Charles Kuralt Shared Stories of Backroads America
By | January 11, 2022

Around the time that Charles Kuralt began his broadcasting career, the world was embroiled in conflict, which would only increase throughout his early years in the news. He took a different approach, creating his "On the Road" segments which Time Magazine called “Two-minute cease-fires.”
Kuralt got an early start in the news. When he was a boy growing up in Wilmington, North Carolina, he wrote a story for a children’s sports writing contest at a local newspaper. This story, about a dog that was running loose on the field during a baseball game, was Kuralt’s first award win. In 1945, after his father moved the family to Charleston, into a house that was the only structure in the area, which was 10 miles south of the city. Here, Kuralt became one of the youngest radio announcers in the country. At the age of 14, he was one of four National Voice of Democracy winners, for which he won a $500 scholarship. Then, in 1951, he was voted “Most Likely to Succeed” in his graduating class.

Getting His Start At CBS
He went to the University of North Carolina at Chapel Hill for college. While there, he was the editor of The Daily Tar Heel. He also had a starring role in American Adventure: A Study of Man in the New World, a radio program. After graduation, as a reporter for the Charlotte News, he wrote “Charles Kuralt’s People.” The column won him an Ernie Pyle Award. In 1957, he started working for CBS as a writer and hosted the Eyewitness to History series. As a journalist for CBS, he traveled the world and had stints as the Chief Latin American Correspondent and as the Chief West Coast Correspondent. In 1967, he created the documentary To the Top of the World when he accompanied Ralph Plaisted during his attempt to reach the North Pole by snowmobile.

Starting To Go On The Road
Around this time, after tiring of the competitiveness among reporters on the hard news beats, he started to try to persuade CBS to let him try something like what he had been doing on the Charlotte News. CBS agreed to let him try it out for three months. This three-month project ended up lasting 25 years. His segment, “On the Road,” became a regular feature in 1967 on The CBS Evening News with Walter Cronkite. Kuralt took to the road in a motor home with a small crew, sticking to the back roads and avoiding the highways. He was in search of America’s people on the back roads because, as he said, “Interstate highways allow you to drive coast to coast, without seeing anything.” By the time he finished his 25-year run, he had worn out six motor homes and completed more than 600 episodes. During these quiet stories, he had also documented stories of hope and stories of ordinary heroes doing extraordinary things. Eventually, the stories of the people he met were published in best-selling books.

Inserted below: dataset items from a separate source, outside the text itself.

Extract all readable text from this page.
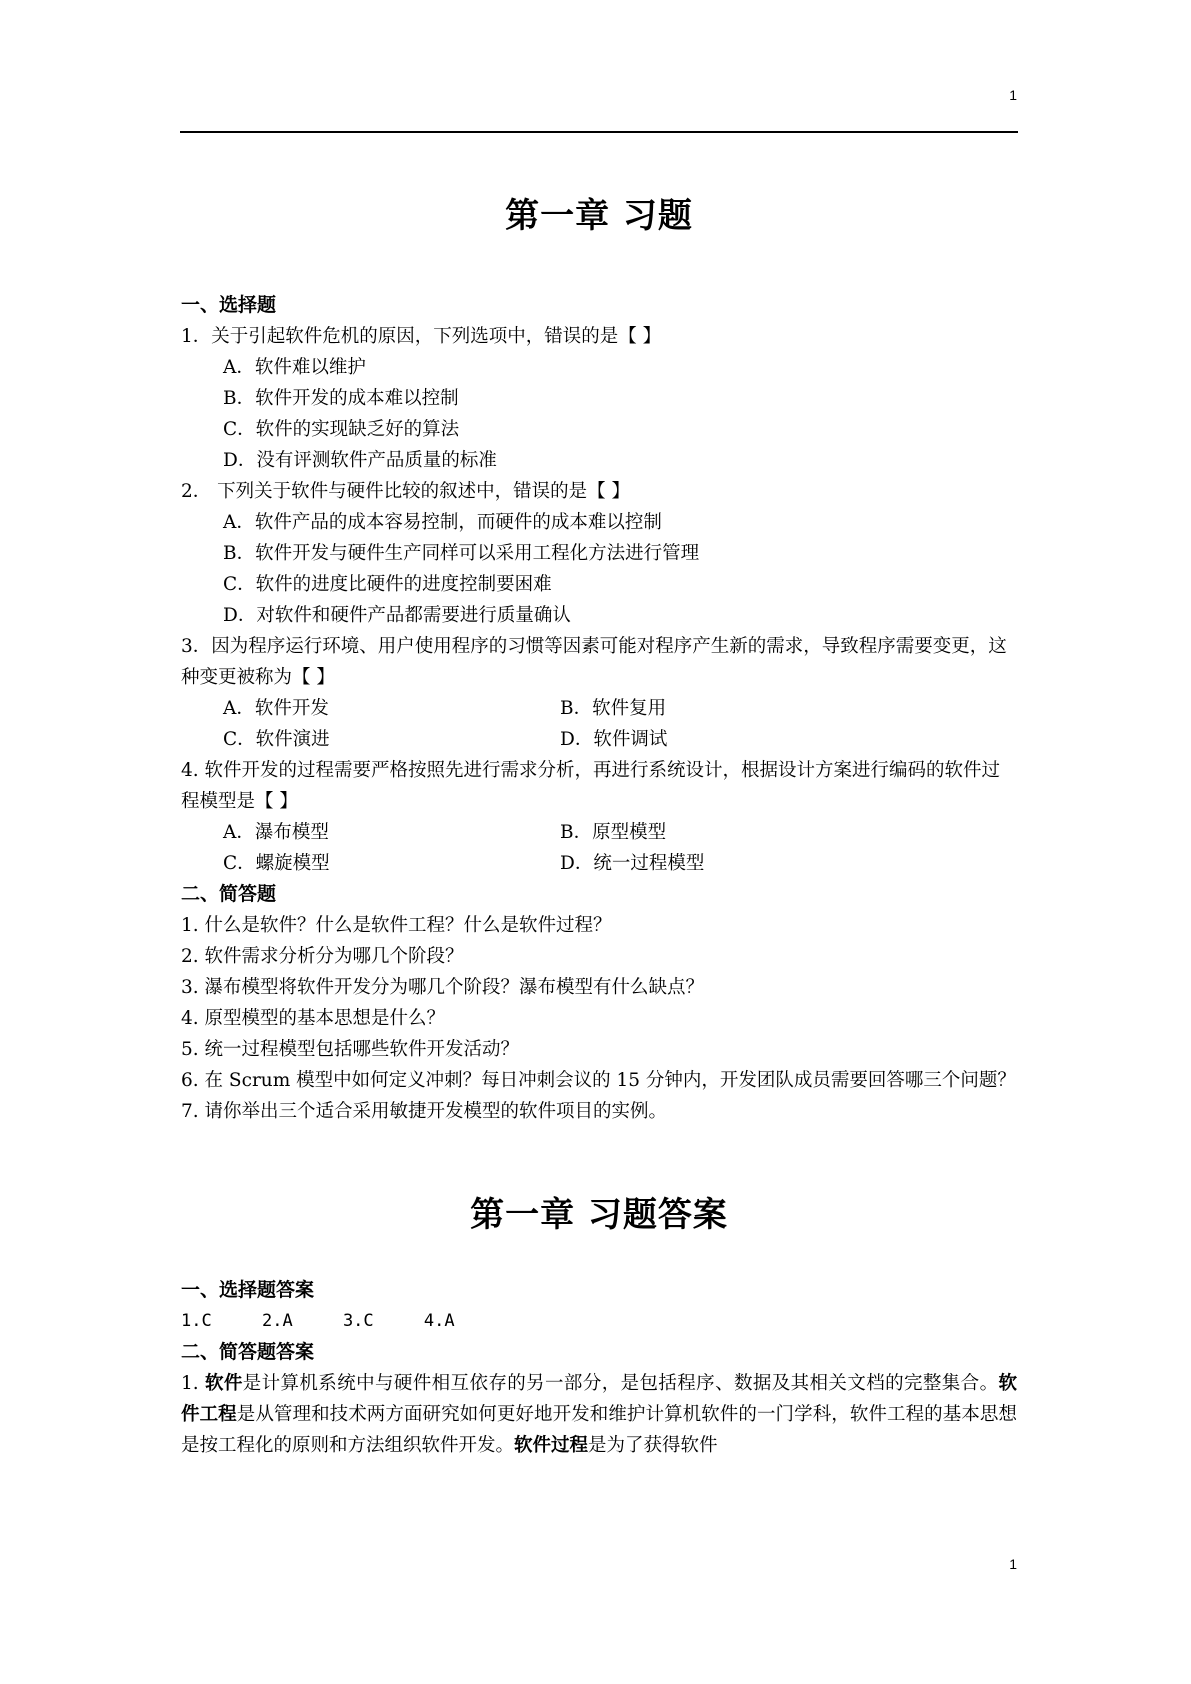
1
第一章 习题
一、选择题
1．关于引起软件危机的原因，下列选项中，错误的是【 】
A．软件难以维护
B．软件开发的成本难以控制
C．软件的实现缺乏好的算法
D．没有评测软件产品质量的标准
2． 下列关于软件与硬件比较的叙述中，错误的是【 】
A．软件产品的成本容易控制，而硬件的成本难以控制
B．软件开发与硬件生产同样可以采用工程化方法进行管理
C．软件的进度比硬件的进度控制要困难
D．对软件和硬件产品都需要进行质量确认
3．因为程序运行环境、用户使用程序的习惯等因素可能对程序产生新的需求，导致程序需要变更，这种变更被称为【 】
A．软件开发	B．软件复用
C．软件演进	D．软件调试
4. 软件开发的过程需要严格按照先进行需求分析，再进行系统设计，根据设计方案进行编码的软件过程模型是【 】
A．瀑布模型	B．原型模型
C．螺旋模型	D．统一过程模型
二、简答题
1. 什么是软件？什么是软件工程？什么是软件过程？
2. 软件需求分析分为哪几个阶段？
3. 瀑布模型将软件开发分为哪几个阶段？瀑布模型有什么缺点？
4. 原型模型的基本思想是什么？
5. 统一过程模型包括哪些软件开发活动？
6. 在 Scrum 模型中如何定义冲刺？每日冲刺会议的 15 分钟内，开发团队成员需要回答哪三个问题？
7. 请你举出三个适合采用敏捷开发模型的软件项目的实例。
第一章 习题答案
一、选择题答案
1.C	2.A	3.C	4.A
二、简答题答案
1. 软件是计算机系统中与硬件相互依存的另一部分，是包括程序、数据及其相关文档的完整集合。软件工程是从管理和技术两方面研究如何更好地开发和维护计算机软件的一门学科，软件工程的基本思想是按工程化的原则和方法组织软件开发。软件过程是为了获得软件
1
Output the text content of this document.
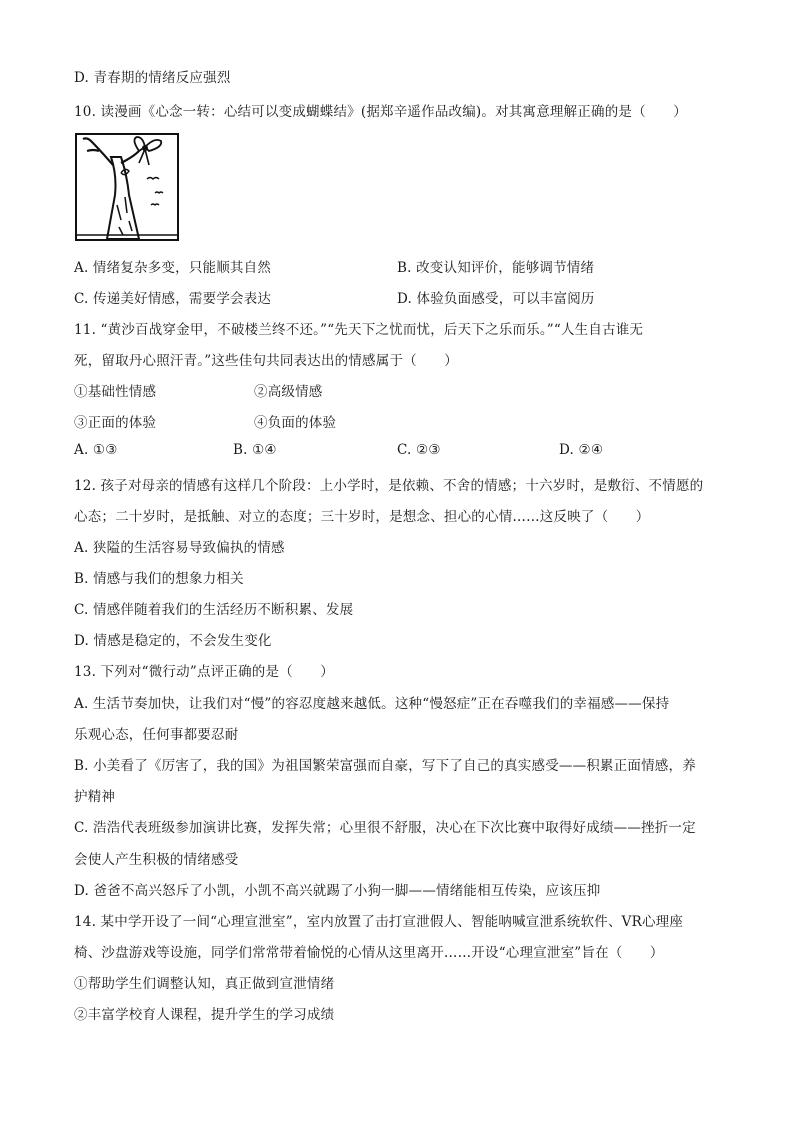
D. 青春期的情绪反应强烈
10. 读漫画《心念一转：心结可以变成蝴蝶结》(据郑辛遥作品改编)。对其寓意理解正确的是（　　）
A. 情绪复杂多变，只能顺其自然	B. 改变认知评价，能够调节情绪
C. 传递美好情感，需要学会表达	D. 体验负面感受，可以丰富阅历
11. “黄沙百战穿金甲，不破楼兰终不还。”“先天下之忧而忧，后天下之乐而乐。”“人生自古谁无
死，留取丹心照汗青。”这些佳句共同表达出的情感属于（　　）
①基础性情感	②高级情感
③正面的体验	④负面的体验
A. ①③	B. ①④	C. ②③	D. ②④
12. 孩子对母亲的情感有这样几个阶段：上小学时，是依赖、不舍的情感；十六岁时，是敷衍、不情愿的
心态；二十岁时，是抵触、对立的态度；三十岁时，是想念、担心的心情……这反映了（　　）
A. 狭隘的生活容易导致偏执的情感
B. 情感与我们的想象力相关
C. 情感伴随着我们的生活经历不断积累、发展
D. 情感是稳定的，不会发生变化
13. 下列对“微行动”点评正确的是（　　）
A. 生活节奏加快，让我们对“慢”的容忍度越来越低。这种“慢怒症”正在吞噬我们的幸福感——保持
乐观心态，任何事都要忍耐
B. 小美看了《厉害了，我的国》为祖国繁荣富强而自豪，写下了自己的真实感受——积累正面情感，养
护精神
C. 浩浩代表班级参加演讲比赛，发挥失常；心里很不舒服，决心在下次比赛中取得好成绩——挫折一定
会使人产生积极的情绪感受
D. 爸爸不高兴怒斥了小凯，小凯不高兴就踢了小狗一脚——情绪能相互传染，应该压抑
14. 某中学开设了一间“心理宣泄室”，室内放置了击打宣泄假人、智能呐喊宣泄系统软件、VR心理座
椅、沙盘游戏等设施，同学们常常带着愉悦的心情从这里离开……开设“心理宣泄室”旨在（　　）
①帮助学生们调整认知，真正做到宣泄情绪
②丰富学校育人课程，提升学生的学习成绩
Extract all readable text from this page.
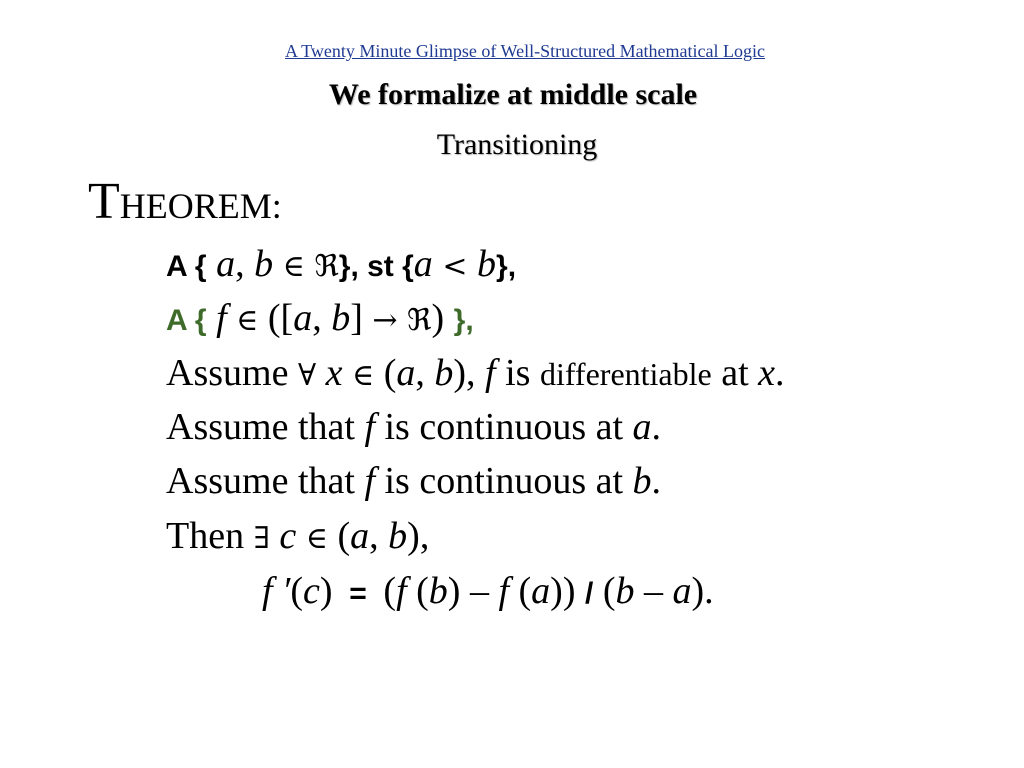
A Twenty Minute Glimpse of Well-Structured Mathematical Logic
We formalize at middle scale
Transitioning
THEOREM:
A { a, b ∈ ℜ}, st {a < b},
A { f ∈ ([a, b] → ℜ) },
Assume ∀ x ∈ (a, b), f is differentiable at x.
Assume that f is continuous at a.
Assume that f is continuous at b.
Then ∃ c ∈ (a, b),
f ′(c)  =  (f (b) – f (a)) / (b – a).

Starting A New Sunday Morning Program
On January 28, 1979, he started hosting a new show on CBS: CBS Sunday Morning which he had created with Robert Northshield. On October 27, 1980, he also became a host of the weekday morning show on CBS. On September 28, 1981, Diane Sawyer joined him as a co-host. Although he stopped hosting the weekday broadcasts in 1982, he continued with CBS Sunday Morning until April 3, 1994, having hosted the show for 15 years. He was succeeded by Charles Osgood. Kuralt retired at the age of 60; at the time, he was the longest-tenured on-air individual in the News Division. Over the course of his career, he won three Peabody awards and ten Emmy awards for journalism. In 1980, he won a George Polk Award for National Television Reporting.

After His Retirement
He didn’t completely leave the media though, as he narrated The Revolutionary War, a 1995 TLC documentary, and, in 1997, he hosted a ninety-second broadcast, “An American Moment” three times per week. He also hosted I Remember, a weekly show about news from the three prior decades. Two years after his retirement, he died from complications from systemic lupus erythematosus. After his death, he was embroiled in controversy. He had met a woman named Patricia Shannon while working on a story on Pat Baker Park in Reno, Nevada, and they began a relationship that lasted 30 years and came to light after his death.
A portion of the land along the Roanoke, Tar, Neuse, and Cape Fear ecosystem was named for Kuralt because he dedicated time not only to ordinary people during “On the Road” and CBS Sunday Morning, but also to nature. In 1996, he was inducted into the Television Academy’s Hall of Fame “for his unwavering quest for the positive, the optimistic, and the essential goodness of humanity, and for his sincerity and warmth in creating pockets of serenity and sanity in a jumbled and maddening world.”